When we call btrfs_commit_transaction(), we splice the list "ordered"
of our transaction handle into the transaction's "pending_ordered"
list, but we don't re-initialize the "ordered" list of our transaction
handle, this means it still points to the same elements it used to
before the splice.

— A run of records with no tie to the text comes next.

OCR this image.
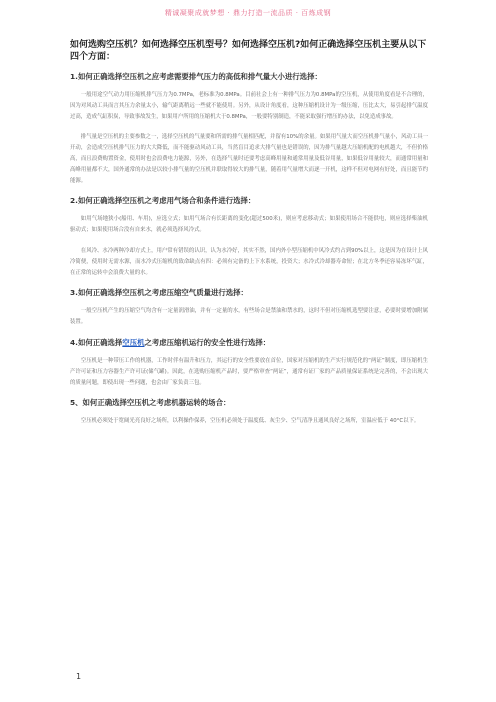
精诚凝聚成就梦想 · 鼎力打造一流品质 · 百炼成钢
如何选购空压机？如何选择空压机型号？如何选择空压机?如何正确选择空压机主要从以下四个方面：
1.如何正确选择空压机之应考虑需要排气压力的高低和排气量大小进行选择：

一般用途空气动力用压缩机排气压力为0.7MPa，老标准为0.8MPa。目前社会上有一种排气压力为0.8MPa的空压机，从使用角度看是不合理的，因为对风动工具而言其压力余量太小，输气距离稍远一些就不能使用。另外，从设计角度看，这种压缩机设计为一级压缩，压比太大，易引起排气温度过高，造成气缸积炭，导致事故发生，如果用户所用的压缩机大于0.8MPa，一般要特别制造，不能采取强行增压的办法，以免造成事故。

排气量是空压机的主要参数之一，选择空压机的气量要和所需的排气量相匹配，并留有10%的余量。如果用气量大而空压机排气量小，风动工具一开动，会造成空压机排气压力的大大降低，而不能驱动风动工具，当然盲目追求大排气量也是错误的，因为排气量越大压缩机配的电机越大，不但价格高，而且浪费购置资金，使用时也会浪费电力能源，另外，在选择气量时还要考虑高峰用量和通常用量及低谷用量，如果低谷用量较大，而通常用量和高峰用量都不大，国外通常的办法是以较小排气量的空压机并联取得较大的排气量，随着用气量增大而逐一开机，这样不但对电网有好处，而且能节约能源。

2.如何正确选择空压机之考虑用气场合和条件进行选择：

如用气场地狭小(船用、车用)，应选立式；如用气场合有长距离的变化(超过500米)，则应考虑移动式；如果使用场合不能供电，则应选择柴油机驱动式；如果使用场合没有自来水，就必须选择风冷式。

在风冷、水冷两种冷却方式上，用户常有错误的认识，认为水冷好，其实不然，国内外小型压缩机中风冷式约占到90%以上，这是因为在设计上风冷简便，使用时无需水源，而水冷式压缩机的致命缺点有四：必须有完备的上下水系统，投资大；水冷式冷却器寿命短；在北方冬季还容易冻坏气缸，在正常的运转中会浪费大量的水。

3.如何正确选择空压机之考虑压缩空气质量进行选择：

一般空压机产生的压缩空气均含有一定量润滑油，并有一定量的水，有些场合是禁油和禁水的，这时不但对压缩机选型要注意，必要时要增加附属装置。

4.如何正确选择空压机之考虑压缩机运行的安全性进行选择：

空压机是一种带压工作的机器，工作时伴有温升和压力，其运行的安全性要放在首位，国家对压缩机的生产实行规范化的“两证”制度，即压缩机生产许可证和压力容器生产许可证(储气罐)。因此，在选购压缩机产品时，要严格审查“两证”，通常有证厂家的产品质量保证系统是完善的，不会出现大的质量问题，即使出现一些问题，也会由厂家负责三包。

5、如何正确选择空压机之考虑机器运转的场合：

空压机必须处于宽阔光亮良好之场所，以利操作保养，空压机必须处于温度低、灰尘少、空气清净且通风良好之场所，室温应低于 40°C以下。

1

Then we check if the current transaction's state is
>= TRANS_STATE_COMMIT_START and if it is we end up calling
btrfs_end_transaction() which simply splices again the "ordered" list
of our handle into the transaction's "pending_ordered" list, leaving
multiple pointers to the same ordered extents which results in list
corruption when we are iterating, removing and freeing ordered extents
at btrfs_wait_pending_ordered(), resulting in access to dangling
pointers / use-after-free issues.
Similarly, btrfs_end_transaction() can end up in some cases calling
btrfs_commit_transaction(), and both did a list splice of the transaction
handle's "ordered" list into the transaction's "pending_ordered" without
re-initializing the handle's "ordered" list, resulting in exactly the
same problem.
This produces the following warning on a kernel with linked list
debugging enabled:
[109749.265416] ------------[ cut here ]------------
[109749.266410] WARNING: CPU: 7 PID: 324 at lib/list_debug.c:59 __list_del_entry+0x5a/0x98()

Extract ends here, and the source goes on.